There are some excellent winter tires available that are of the studless design and studded.
One place to get them is tirerack.com and they can already be mounted/balanced(free) on wheels if you desire so you simply swap wheels and pay minimal cost for the changeover. You likely downsize the wheel size to 15" so tire prices are much better so that cost of rims ordered are not much more than the factory 17" size rims.
Although that sounds well and good, some people have terrible driveways that make this impractical.
When I grew up our driveway was pretty long, steep and winding. It had a switchback of 8 o’clock from 12 o’clock(driving straight) that also went to a 20% grade.
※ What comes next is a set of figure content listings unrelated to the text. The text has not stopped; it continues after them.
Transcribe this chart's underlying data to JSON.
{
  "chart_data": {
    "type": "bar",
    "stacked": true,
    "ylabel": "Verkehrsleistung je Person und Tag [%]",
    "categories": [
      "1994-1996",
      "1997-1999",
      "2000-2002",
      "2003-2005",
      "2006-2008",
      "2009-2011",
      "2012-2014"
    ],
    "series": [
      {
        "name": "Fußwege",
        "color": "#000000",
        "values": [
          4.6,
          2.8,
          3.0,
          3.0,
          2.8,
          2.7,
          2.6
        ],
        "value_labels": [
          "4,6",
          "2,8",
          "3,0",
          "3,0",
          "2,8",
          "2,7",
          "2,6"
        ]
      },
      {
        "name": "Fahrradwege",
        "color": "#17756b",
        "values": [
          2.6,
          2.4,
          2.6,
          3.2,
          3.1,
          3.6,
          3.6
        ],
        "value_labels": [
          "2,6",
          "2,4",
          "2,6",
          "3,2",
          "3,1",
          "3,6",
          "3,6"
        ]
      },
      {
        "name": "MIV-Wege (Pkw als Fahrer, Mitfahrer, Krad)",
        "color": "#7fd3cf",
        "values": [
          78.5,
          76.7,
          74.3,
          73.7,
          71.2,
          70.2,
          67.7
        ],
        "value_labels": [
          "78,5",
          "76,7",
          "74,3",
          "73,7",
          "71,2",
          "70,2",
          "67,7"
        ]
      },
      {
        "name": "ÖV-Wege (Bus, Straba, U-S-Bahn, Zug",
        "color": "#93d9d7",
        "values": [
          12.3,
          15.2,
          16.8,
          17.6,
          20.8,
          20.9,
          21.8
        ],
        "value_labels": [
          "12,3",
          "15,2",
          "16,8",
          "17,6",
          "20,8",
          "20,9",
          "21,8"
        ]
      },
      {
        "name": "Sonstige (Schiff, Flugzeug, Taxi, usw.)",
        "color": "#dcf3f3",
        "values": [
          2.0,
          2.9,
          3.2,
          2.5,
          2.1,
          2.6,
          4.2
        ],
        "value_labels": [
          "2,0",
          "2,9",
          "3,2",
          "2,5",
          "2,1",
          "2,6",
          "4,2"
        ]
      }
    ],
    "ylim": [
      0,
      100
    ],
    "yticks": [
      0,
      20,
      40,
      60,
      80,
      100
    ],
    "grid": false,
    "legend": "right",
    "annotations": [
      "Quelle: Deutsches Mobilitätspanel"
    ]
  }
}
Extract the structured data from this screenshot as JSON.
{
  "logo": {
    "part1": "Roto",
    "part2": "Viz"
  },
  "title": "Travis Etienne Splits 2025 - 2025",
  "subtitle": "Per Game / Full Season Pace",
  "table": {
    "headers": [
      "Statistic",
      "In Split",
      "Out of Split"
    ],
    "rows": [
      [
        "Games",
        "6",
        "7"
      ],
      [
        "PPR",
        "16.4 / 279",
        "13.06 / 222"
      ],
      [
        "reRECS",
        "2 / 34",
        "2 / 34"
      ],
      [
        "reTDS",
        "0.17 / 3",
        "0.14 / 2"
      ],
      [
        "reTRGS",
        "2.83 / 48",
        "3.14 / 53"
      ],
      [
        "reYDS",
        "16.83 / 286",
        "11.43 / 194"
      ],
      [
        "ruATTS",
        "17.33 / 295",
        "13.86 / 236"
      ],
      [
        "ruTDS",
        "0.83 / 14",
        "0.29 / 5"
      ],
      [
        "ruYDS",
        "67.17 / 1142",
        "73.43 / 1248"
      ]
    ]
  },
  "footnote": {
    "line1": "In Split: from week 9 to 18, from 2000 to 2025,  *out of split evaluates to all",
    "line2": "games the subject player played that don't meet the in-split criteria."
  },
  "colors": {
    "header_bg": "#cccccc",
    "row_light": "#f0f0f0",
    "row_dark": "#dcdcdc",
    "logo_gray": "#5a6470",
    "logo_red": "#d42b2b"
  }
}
Even the best FWD’s equipped with winter tires could not do this since if conditions were bad it was impossible to gain momentum to climb this.
Our family was able to get away of using AWD cars(Subaru/AMC eagle) and 4WD Suv’s with all-seasons. Stopping down this was another story. The strategy was put two of your wheels in the snow bank and drive very slowly.
I also have a 2005 tC and live in New Hampshire. It simply ain’t gonna be good on the driveway you’re describing. The tires are wide for the weight, and they do tend to ride up onto stuff.
I just put some Cooper Mud + Snow tires on last week. They look like they’ll be good, lots of relief in eth tread and lots of siping and complexity, but I won’t really know until I get out there.
I can tell you that if you have the original RE92s they won’t “cut the mustard”. I did fine all winter with lots of care and technique, but there’s no way I’d try them on a steep driveway.